Last week I had the privilege of attending BectaX. Becta is the government body which promotes technology in learning and BectaX (exchange) is the start of a conversation between digital media specialists, educational professionals and policy makers about the future of learning through ICT in schools.
Alice in Wonderland?
As an outsider to the workings of Becta I felt a little bit like Alice entering Wonderland when I arrived at the Wellcome Collection Conference Centre. Entering a room full of 150+ people (mostly men) I felt very small indeed. There were also many participants, including school students as young as 8, watching a webcast of the event and feeding through comments on Twitter using a BectaX hashtag. (#BectaX).
Then, in the afternoon, after my 6 minute “quickfire” presentation about some of the innovative things we are doing at Kingswood I felt I had grown to such an enormous size that I was touching the ceiling!
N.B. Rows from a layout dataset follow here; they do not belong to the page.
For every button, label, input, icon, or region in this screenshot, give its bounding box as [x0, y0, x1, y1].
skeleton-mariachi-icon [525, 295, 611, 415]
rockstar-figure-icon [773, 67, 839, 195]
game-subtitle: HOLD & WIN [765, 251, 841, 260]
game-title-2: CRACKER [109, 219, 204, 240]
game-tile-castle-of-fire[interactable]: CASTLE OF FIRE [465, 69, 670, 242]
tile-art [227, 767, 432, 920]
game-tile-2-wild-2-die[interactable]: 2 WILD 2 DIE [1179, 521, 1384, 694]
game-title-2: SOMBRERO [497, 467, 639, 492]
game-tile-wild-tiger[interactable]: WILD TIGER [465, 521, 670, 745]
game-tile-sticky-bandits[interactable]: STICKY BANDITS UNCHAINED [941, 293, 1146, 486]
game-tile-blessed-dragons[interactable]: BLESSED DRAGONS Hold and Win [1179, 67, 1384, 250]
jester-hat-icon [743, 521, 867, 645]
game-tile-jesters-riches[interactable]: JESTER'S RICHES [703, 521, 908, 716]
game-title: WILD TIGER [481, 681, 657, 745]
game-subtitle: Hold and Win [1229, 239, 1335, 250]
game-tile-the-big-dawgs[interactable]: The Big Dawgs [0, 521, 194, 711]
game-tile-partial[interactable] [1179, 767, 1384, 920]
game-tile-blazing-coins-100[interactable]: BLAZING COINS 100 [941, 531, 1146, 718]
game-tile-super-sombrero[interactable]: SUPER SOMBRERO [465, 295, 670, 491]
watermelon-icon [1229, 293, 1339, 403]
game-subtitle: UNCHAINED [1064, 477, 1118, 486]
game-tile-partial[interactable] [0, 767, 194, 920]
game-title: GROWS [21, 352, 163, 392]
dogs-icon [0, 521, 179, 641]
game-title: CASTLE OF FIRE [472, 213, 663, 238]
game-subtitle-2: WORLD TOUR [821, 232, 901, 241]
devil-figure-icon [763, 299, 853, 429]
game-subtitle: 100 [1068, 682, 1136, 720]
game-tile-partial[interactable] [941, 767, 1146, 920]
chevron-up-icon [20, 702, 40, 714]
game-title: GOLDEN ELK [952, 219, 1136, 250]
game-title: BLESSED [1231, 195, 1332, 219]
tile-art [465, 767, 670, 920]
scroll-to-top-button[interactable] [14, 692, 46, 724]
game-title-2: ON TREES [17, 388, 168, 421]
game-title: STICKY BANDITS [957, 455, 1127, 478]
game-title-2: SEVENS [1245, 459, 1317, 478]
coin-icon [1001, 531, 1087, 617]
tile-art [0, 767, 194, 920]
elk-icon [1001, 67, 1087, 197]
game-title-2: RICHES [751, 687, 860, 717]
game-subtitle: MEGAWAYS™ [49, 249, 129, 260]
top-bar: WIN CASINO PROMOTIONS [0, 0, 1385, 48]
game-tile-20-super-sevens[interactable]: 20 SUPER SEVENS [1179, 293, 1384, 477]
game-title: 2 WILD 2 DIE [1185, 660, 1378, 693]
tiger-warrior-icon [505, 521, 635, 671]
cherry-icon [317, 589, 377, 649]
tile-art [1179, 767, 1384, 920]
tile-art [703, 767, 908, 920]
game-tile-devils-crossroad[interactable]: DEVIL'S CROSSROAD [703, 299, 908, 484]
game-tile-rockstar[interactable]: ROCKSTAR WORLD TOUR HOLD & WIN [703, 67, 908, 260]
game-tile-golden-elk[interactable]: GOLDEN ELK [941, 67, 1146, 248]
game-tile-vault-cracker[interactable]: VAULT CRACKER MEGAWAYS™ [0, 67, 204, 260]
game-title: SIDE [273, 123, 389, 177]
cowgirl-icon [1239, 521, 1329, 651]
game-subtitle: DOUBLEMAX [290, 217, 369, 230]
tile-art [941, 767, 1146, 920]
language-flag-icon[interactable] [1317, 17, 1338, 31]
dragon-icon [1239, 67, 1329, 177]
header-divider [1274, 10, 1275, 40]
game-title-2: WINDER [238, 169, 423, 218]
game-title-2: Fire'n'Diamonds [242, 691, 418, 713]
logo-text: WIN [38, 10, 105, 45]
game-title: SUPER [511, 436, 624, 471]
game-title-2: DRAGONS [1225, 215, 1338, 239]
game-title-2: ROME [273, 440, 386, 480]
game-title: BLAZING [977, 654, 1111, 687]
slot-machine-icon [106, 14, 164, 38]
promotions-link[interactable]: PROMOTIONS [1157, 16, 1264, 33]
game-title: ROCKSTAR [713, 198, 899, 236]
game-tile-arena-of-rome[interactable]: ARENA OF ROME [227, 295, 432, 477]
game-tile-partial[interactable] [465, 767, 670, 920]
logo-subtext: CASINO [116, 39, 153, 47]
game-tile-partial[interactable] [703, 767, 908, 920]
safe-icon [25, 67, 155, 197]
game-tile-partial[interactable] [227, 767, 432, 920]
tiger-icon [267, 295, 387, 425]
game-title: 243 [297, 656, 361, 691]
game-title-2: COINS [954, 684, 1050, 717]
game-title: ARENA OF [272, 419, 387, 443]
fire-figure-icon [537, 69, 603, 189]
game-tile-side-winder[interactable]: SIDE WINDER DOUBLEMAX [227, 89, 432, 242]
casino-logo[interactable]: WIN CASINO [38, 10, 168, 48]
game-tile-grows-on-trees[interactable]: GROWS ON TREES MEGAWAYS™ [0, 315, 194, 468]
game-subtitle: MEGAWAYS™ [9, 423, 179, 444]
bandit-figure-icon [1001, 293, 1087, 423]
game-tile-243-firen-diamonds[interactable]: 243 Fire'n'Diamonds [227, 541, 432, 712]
There were so many complimentary tweets being projected onto the screen at the front of the auditorium I wanted to curl up in a tiny ball and hide.
Of course like Alice, shrunk or enlarged, neither is the true picture of me!
A mad hatter’s tea party?
I’d asked to be at BectaX because, as many in school know, I’m passionate about the need to help students learn to use the web in smart ways and to ensure they have the skills for an adult life that will be very different from what my own has been.
Most of the discussion throughout the day concentrated on the way school filtering systems and very strict Internet “acceptable use policies” are hampering teachers from helping students understand the best ways to use new digital media. Many teachers are themselves not confident users of ICT and have very little time to learn. So what to do? It was a bit like the Mad Hatter’s tea party with many riddles and no clear solutions. Should teachers have a new place (learning platform) where they can be guided through the learning tools online? What about making time for all this? Could motivation be provided by the likes of Ofsted?
Curiouser and curiouser
As a librarian I have a unique opportunity to observe all the teaching and learning taking place in school. And I have great faith in good teachers. They are always using the things students are interested in to engage them in learning. For example: last week I observed many Year 9′s creating and naming their own super energy drink as part of the science curriculum. They were having great fun.
But teachers who are passionate about their subject don’t get the chance to see students using new media and so can’t get ideas about how to incorporate it into their teaching.
So I think the solution is quite simple really! Set up a good WiFi system, open up the network and allow students to use their own handheld devices and laptops in school. Teachers will do what comes naturally to them – watch, learn and assimilate! They will quickly adopt the tools that they find fit comfortably into their own teaching style and that will make the use of these tools authentic.
There are risks to such a strategy but this is where Becta can help – by providing a framework for assessing the risks and preparing a programme to help schools educate students to safely participate in the new communities to which they belong.
At the risk of stretching the analogy too far I say lets get rid of this “Off with his head” all- or-nothing approach to Internet use in school and get on with the Game!